Without turning his head to the lesser man, Midas said with a glare in his voice, "You should have mourned Belle when you failed her."
"The deal was struck," the Duke said plaintively.
"When did clerics start making deals?"
Oh. You mean… "I could have handled my daughter’s return better than I did."
"No," Midas said. "You should have done so, and with only relief in your heart. Your prodigal daughter is no longer yours. I am taking custody of my niece. Her fate is my choice."
Midas stared at him. "You have robbed her of her voice by your acquiescence. Shall I silence you with a finger?" He did not wait to hear the answer.
King Midas reached down, gingerly touching the discoloration on Belle’s neck. "Peace," he promised her.
Belle’s eyes snapped open. She leaped out of bed - and darted to the window before anyone could stop her.
Calmly, Midas looked at the window, raised his bared hand, and pointed at the Belle-made hole. One of his servants - a woman - ran after Belle, exiting the window in the same way.

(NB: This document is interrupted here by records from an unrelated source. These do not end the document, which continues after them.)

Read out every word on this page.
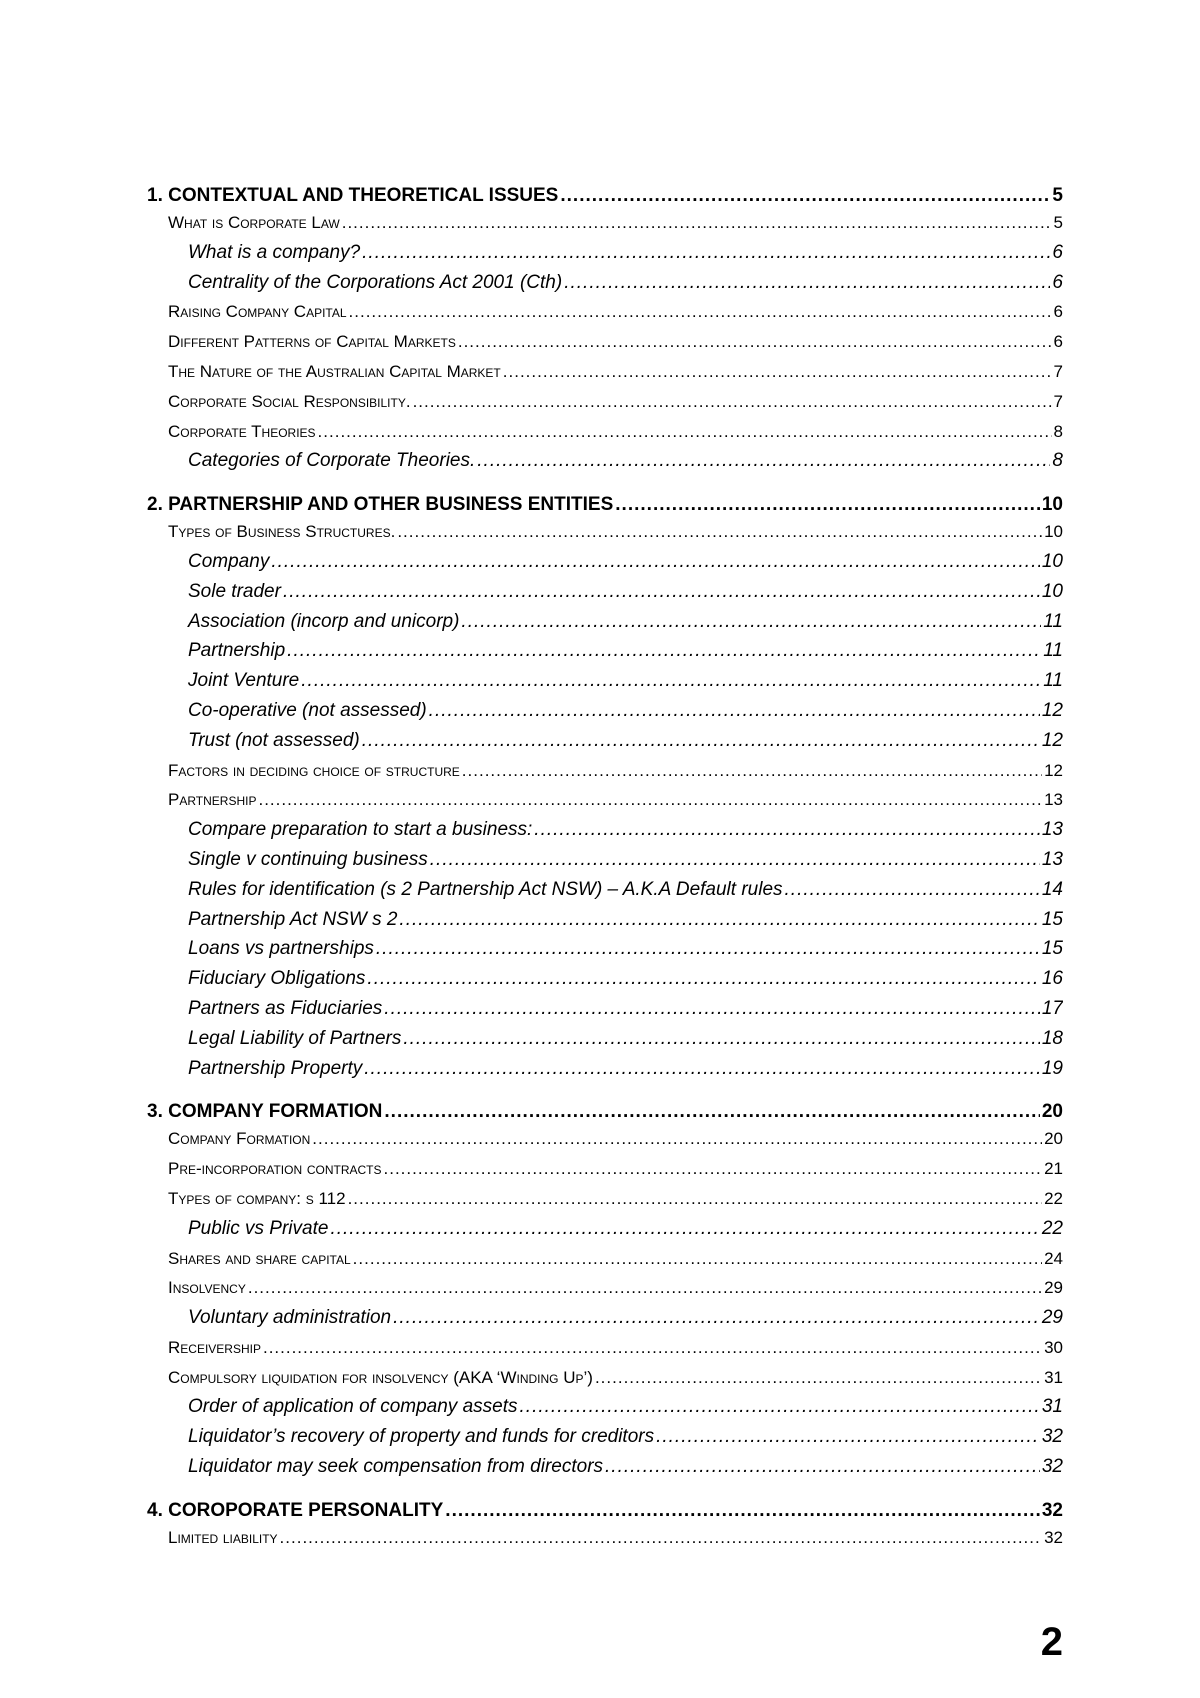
1. CONTEXTUAL AND THEORETICAL ISSUES .....	5
What is Corporate Law .....	5
What is a company? .....	6
Centrality of the Corporations Act 2001 (Cth) .....	6
Raising Company Capital .....	6
Different Patterns of Capital Markets .....	6
The Nature of the Australian Capital Market .....	7
Corporate Social Responsibility. .....	7
Corporate Theories .....	8
Categories of Corporate Theories. .....	8
2. PARTNERSHIP AND OTHER BUSINESS ENTITIES .....	10
Types of Business Structures. .....	10
Company .....	10
Sole trader .....	10
Association (incorp and unicorp) .....	11
Partnership .....	11
Joint Venture .....	11
Co-operative (not assessed) .....	12
Trust (not assessed) .....	12
Factors in deciding choice of structure .....	12
Partnership .....	13
Compare preparation to start a business: .....	13
Single v continuing business .....	13
Rules for identification (s 2 Partnership Act NSW) – A.K.A Default rules .....	14
Partnership Act NSW s 2 .....	15
Loans vs partnerships .....	15
Fiduciary Obligations .....	16
Partners as Fiduciaries .....	17
Legal Liability of Partners .....	18
Partnership Property .....	19
3. COMPANY FORMATION .....	20
Company Formation .....	20
Pre-incorporation contracts .....	21
Types of company: s 112 .....	22
Public vs Private .....	22
Shares and share capital .....	24
Insolvency .....	29
Voluntary administration .....	29
Receivership .....	30
Compulsory liquidation for insolvency (AKA ‘Winding Up’) .....	31
Order of application of company assets .....	31
Liquidator’s recovery of property and funds for creditors .....	32
Liquidator may seek compensation from directors .....	32
4. COROPORATE PERSONALITY .....	32
Limited liability .....	32
2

She dropped like a candle from the tower top to the reeds at the tower’s foot. The river’s tide took away her still form.

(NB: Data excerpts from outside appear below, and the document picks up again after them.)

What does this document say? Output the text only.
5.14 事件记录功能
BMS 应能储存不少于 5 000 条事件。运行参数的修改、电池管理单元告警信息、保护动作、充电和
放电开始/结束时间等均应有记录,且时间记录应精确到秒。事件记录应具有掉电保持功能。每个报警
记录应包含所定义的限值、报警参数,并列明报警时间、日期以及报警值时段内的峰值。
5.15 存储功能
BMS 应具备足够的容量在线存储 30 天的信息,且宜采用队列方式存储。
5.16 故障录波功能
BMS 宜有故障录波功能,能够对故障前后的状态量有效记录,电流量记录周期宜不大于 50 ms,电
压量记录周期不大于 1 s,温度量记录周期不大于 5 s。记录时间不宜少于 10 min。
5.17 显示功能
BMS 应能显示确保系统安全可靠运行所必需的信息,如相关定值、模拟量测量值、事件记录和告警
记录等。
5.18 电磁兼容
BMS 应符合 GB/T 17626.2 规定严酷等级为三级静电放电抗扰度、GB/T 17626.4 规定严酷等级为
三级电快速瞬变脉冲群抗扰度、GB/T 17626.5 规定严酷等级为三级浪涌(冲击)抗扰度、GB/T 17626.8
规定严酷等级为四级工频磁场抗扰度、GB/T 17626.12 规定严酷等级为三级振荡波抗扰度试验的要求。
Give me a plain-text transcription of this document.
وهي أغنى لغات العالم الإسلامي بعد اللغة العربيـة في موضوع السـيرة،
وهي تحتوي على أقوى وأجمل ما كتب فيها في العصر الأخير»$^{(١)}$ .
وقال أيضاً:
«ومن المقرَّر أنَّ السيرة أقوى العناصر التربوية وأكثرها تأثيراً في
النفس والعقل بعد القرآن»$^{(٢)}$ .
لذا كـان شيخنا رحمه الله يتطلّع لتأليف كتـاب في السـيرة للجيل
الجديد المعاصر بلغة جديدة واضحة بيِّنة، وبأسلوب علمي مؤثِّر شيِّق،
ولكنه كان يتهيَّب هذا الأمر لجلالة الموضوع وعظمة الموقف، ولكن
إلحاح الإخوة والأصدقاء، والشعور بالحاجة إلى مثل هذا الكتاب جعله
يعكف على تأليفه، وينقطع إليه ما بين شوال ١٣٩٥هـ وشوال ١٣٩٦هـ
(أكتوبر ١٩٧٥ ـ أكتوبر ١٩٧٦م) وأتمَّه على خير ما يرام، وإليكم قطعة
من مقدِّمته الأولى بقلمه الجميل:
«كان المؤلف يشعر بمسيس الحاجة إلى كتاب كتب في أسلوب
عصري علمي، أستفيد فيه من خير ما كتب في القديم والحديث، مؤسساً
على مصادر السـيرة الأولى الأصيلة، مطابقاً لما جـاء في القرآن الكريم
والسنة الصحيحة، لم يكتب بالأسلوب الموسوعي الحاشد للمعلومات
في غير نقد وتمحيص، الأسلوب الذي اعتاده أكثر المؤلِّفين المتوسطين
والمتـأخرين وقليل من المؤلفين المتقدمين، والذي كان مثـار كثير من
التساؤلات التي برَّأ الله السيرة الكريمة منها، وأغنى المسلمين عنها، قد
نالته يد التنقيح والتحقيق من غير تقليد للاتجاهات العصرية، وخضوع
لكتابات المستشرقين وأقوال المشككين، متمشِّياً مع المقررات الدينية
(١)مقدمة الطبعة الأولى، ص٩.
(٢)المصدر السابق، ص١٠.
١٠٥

Her family waited for an attack - from the ogres, from Rumplestiltskin - but none came. They continued to wait in fear.
The Evil Queen felt the air in the room, letting the magical trail lead her up to the topmost part of the Duke’s tower. She knew of only one thing in any kingdom which had magic like this: A snark? the Queen thought with a measure of alarm. Not all of what I sense is from Midas. There are more now?

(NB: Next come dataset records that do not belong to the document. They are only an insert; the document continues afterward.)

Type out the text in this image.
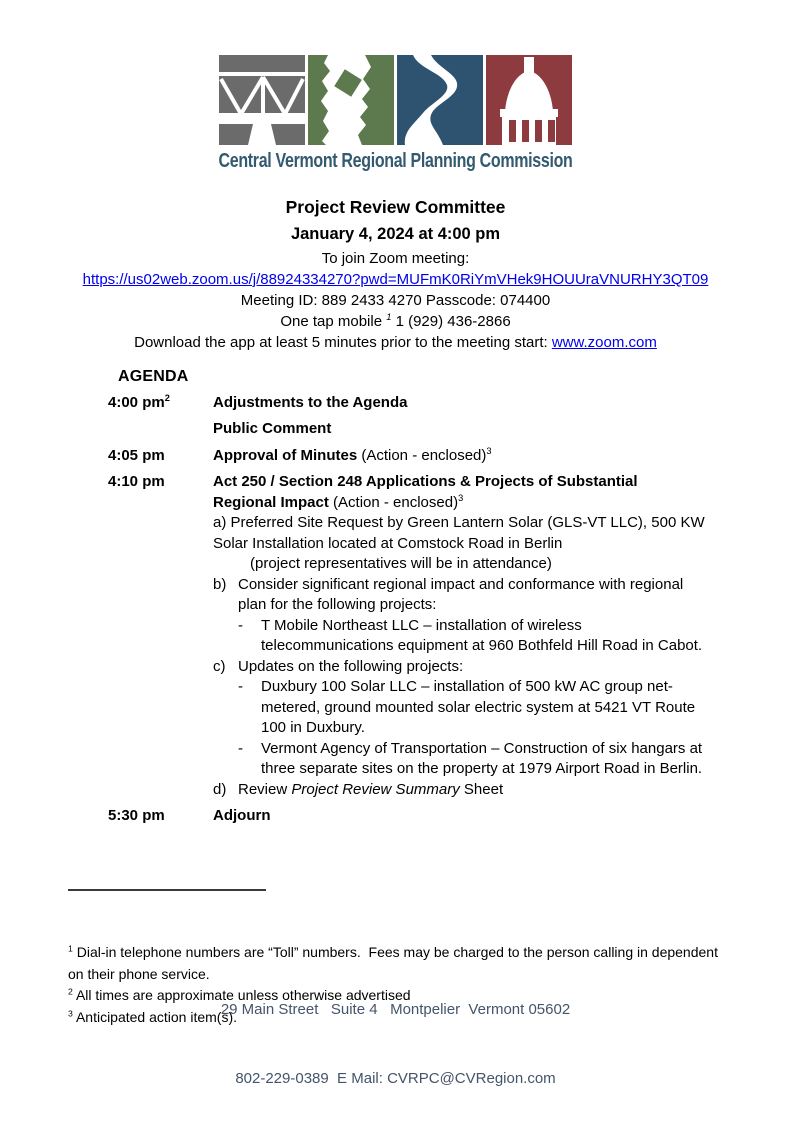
Central Vermont Regional Planning Commission
Project Review Committee
January 4, 2024 at 4:00 pm
To join Zoom meeting:
https://us02web.zoom.us/j/88924334270?pwd=MUFmK0RiYmVHek9HOUUraVNURHY3QT09
Meeting ID: 889 2433 4270 Passcode: 074400
One tap mobile $^1$ 1 (929) 436-2866
Download the app at least 5 minutes prior to the meeting start: www.zoom.com
AGENDA
4:00 $pm^2$	Adjustments to the Agenda
Public Comment
4:05 pm	Approval of Minutes (Action - enclosed)$^3$
4:10 pm	Act 250 / Section 248 Applications & Projects of Substantial Regional Impact (Action - enclosed)$^3$
a) Preferred Site Request by Green Lantern Solar (GLS-VT LLC), 500 KW Solar Installation located at Comstock Road in Berlin
(project representatives will be in attendance)
b) Consider significant regional impact and conformance with regional plan for the following projects:
-	T Mobile Northeast LLC – installation of wireless telecommunications equipment at 960 Bothfeld Hill Road in Cabot.
c) Updates on the following projects:
-	Duxbury 100 Solar LLC – installation of 500 kW AC group net-metered, ground mounted solar electric system at 5421 VT Route 100 in Duxbury.
-	Vermont Agency of Transportation – Construction of six hangars at three separate sites on the property at 1979 Airport Road in Berlin.
d) Review Project Review Summary Sheet
5:30 pm	Adjourn

$^1$ Dial-in telephone numbers are “Toll” numbers.  Fees may be charged to the person calling in dependent on their phone service.
$^2$ All times are approximate unless otherwise advertised
$^3$ Anticipated action item(s).

29 Main Street   Suite 4   Montpelier  Vermont 05602

802-229-0389  E Mail: CVRPC@CVRegion.com
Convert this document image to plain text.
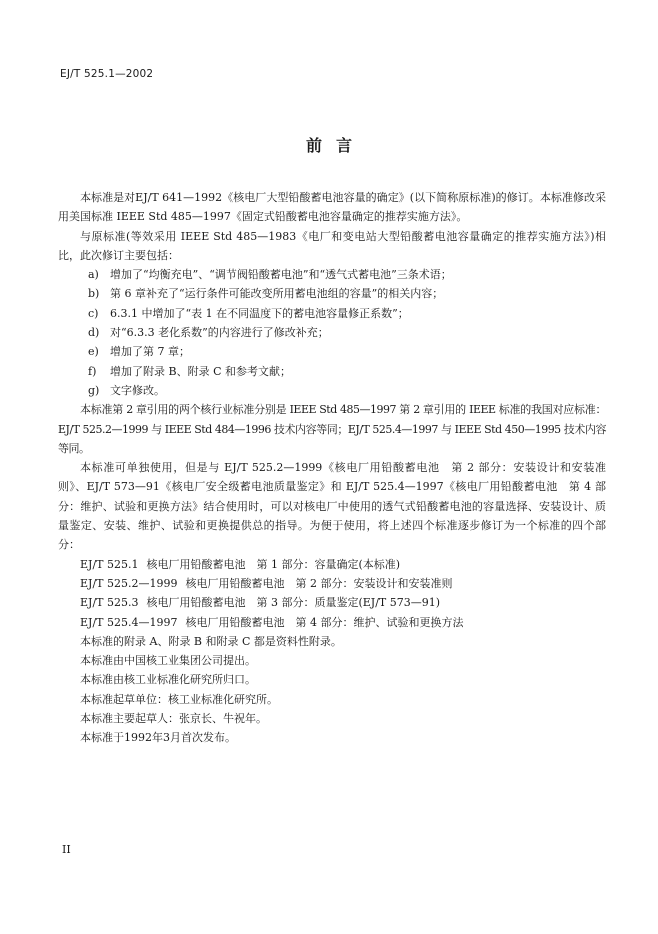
EJ/T 525.1—2002
前言

本标准是对EJ/T 641—1992《核电厂大型铅酸蓄电池容量的确定》(以下简称原标准)的修订。本标准修改采用美国标准 IEEE Std 485—1997《固定式铅酸蓄电池容量确定的推荐实施方法》。

与原标准(等效采用 IEEE Std 485—1983《电厂和变电站大型铅酸蓄电池容量确定的推荐实施方法》)相比，此次修订主要包括：

a)	增加了“均衡充电”、“调节阀铅酸蓄电池”和“透气式蓄电池”三条术语；
b) 第 6 章补充了“运行条件可能改变所用蓄电池组的容量”的相关内容；
c)	6.3.1 中增加了“表 1 在不同温度下的蓄电池容量修正系数”；
d) 对“6.3.3 老化系数”的内容进行了修改补充；
e)	增加了第 7 章；
f)	增加了附录 B、附录 C 和参考文献；
g) 文字修改。

本标准第 2 章引用的两个核行业标准分别是 IEEE Std 485—1997 第 2 章引用的 IEEE 标准的我国对应标准：EJ/T 525.2—1999 与 IEEE Std 484—1996 技术内容等同；EJ/T 525.4—1997 与 IEEE Std 450—1995 技术内容等同。

本标准可单独使用，但是与 EJ/T 525.2—1999《核电厂用铅酸蓄电池　第 2 部分：安装设计和安装准则》、EJ/T 573—91《核电厂安全级蓄电池质量鉴定》和 EJ/T 525.4—1997《核电厂用铅酸蓄电池　第 4 部分：维护、试验和更换方法》结合使用时，可以对核电厂中使用的透气式铅酸蓄电池的容量选择、安装设计、质量鉴定、安装、维护、试验和更换提供总的指导。为便于使用，将上述四个标准逐步修订为一个标准的四个部分：

EJ/T 525.1 核电厂用铅酸蓄电池　第 1 部分：容量确定(本标准)

EJ/T 525.2—1999 核电厂用铅酸蓄电池　第 2 部分：安装设计和安装准则

EJ/T 525.3 核电厂用铅酸蓄电池　第 3 部分：质量鉴定(EJ/T 573—91)

EJ/T 525.4—1997 核电厂用铅酸蓄电池　第 4 部分：维护、试验和更换方法

本标准的附录 A、附录 B 和附录 C 都是资料性附录。

本标准由中国核工业集团公司提出。

本标准由核工业标准化研究所归口。

本标准起草单位：核工业标准化研究所。

本标准主要起草人：张京长、牛祝年。

本标准于1992年3月首次发布。

II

Thus it was a mixture of emotions that she used to throw open ahead of her the doors to the tower’s topmost room as she demanded, "Where is she?” Fear was one - a fear of spies and assassins, two tasks snarks always did well. And curiosity about what had become of the girl who had captured Rumplestiltskin’s heart - surely she can’t have died so soon.
"As I told you before," the Duke said. "My daughter has passed.”
That much is true. "All the glass in this room has been turned to gold. Why would you do that if you had nothing to hide?"
"My daughter’s uncle is King Midas, whose… eccentricities are to be endured. He left for his castle shortly before you arrived, Queen."
"Rest assured, I’ll have words with him as well," she said while making her way around the room where Belle had been kept once Rumplestiltskin had finished with her. "In the meantime -"
"Majesty, my daughter has died! Might you grant I and my household the same grace you yourself might expect, had you been so unfortunate as to lose a child?" the Duke asked, fully expecting to be struck dead for that.
"As it happens, I do understand that degree of loss," the Queen said. "Very well. Once your time of mourning has passed, you will answer whatever is put to you," she said, looking at the window which her sense told her a young woman had recently crashed through.